First, the markdown goes through the tokenizer.
The tokenizer splits by paragraphs, which gives this kind of structure:
(("text of paragraph 1") ("text of paragraph 2"))
Then, the tokenizer finds the special characters to split up words. There is then this kind of structure:
(("text of " "*paragraph 1*" " yes man") ("[text of]" "[0]" " wesh"))
This kind of structure is passed to the parser.

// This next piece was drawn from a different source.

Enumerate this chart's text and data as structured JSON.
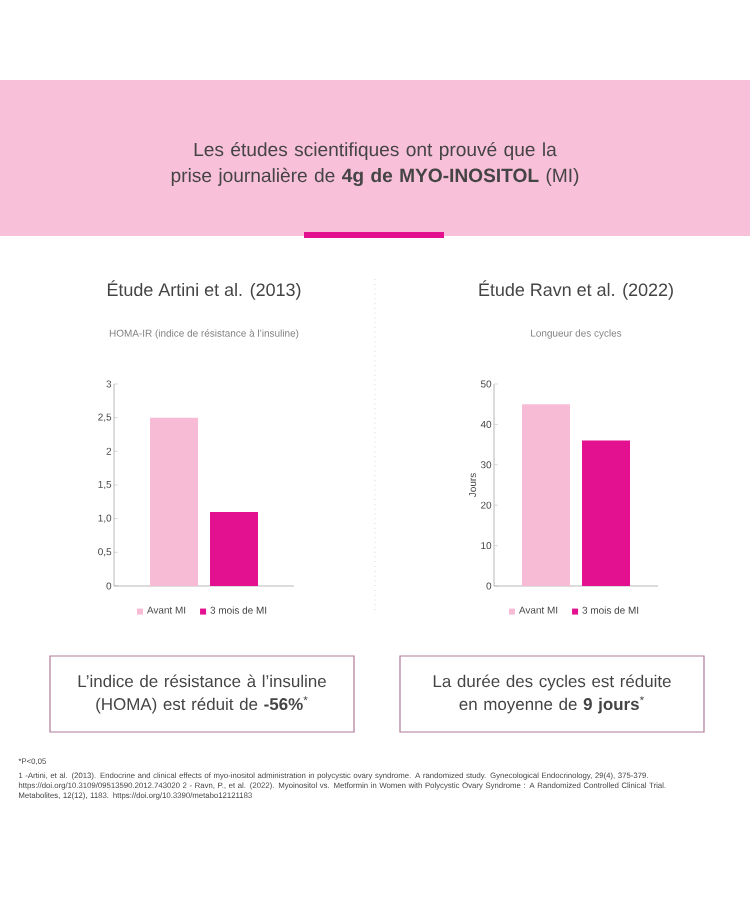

The parser goes through each paragraph.
-
If it's a 2-lines paragraph and has === or --- as second line, it returns this kind of structure:
(h1 . "text of h1")
-
If each line starts with #, numbers (in the correct order), - or *, it returns this kind of structure:
(ul . ((li . "text 1") (li . "text 2")))
-
Else, it returns this kind of structure:
(p . "text of the paragraph")
-
It goes through each special character (if the string starts with a special character, then it means it was tokenized before) and replaces accordingly.
Basically it reads the structured returned by the parser and spits out the correct HTML.
Some text
===
and another
text
in a *paragraph 1* but yeah
- you [got it][0]
[0]: http://google.fr
Tokenizer:
(
("some text\n===")
("and another\ntext\nin a " "*paragraph 1*" " but yeah")
("- you " "[got it]" "[0]")
("[0]:" " http://google.fr")
)
Parser:
(
(h1 . "some text")
(p . (("and another text in a ") (em . "paragraph 1") ("but yeah")))
(ul . ((li . ("you " (a . (:text "got it" :href "http://google.fr"))))))
)
AST to HTML:
<h1>some text</h1>
<p>
and another text in a <em>paragraph 1</em> but yeah
</p>
<ul>
<li>you <a href="http://google.fr">got it</a></li>
</ul>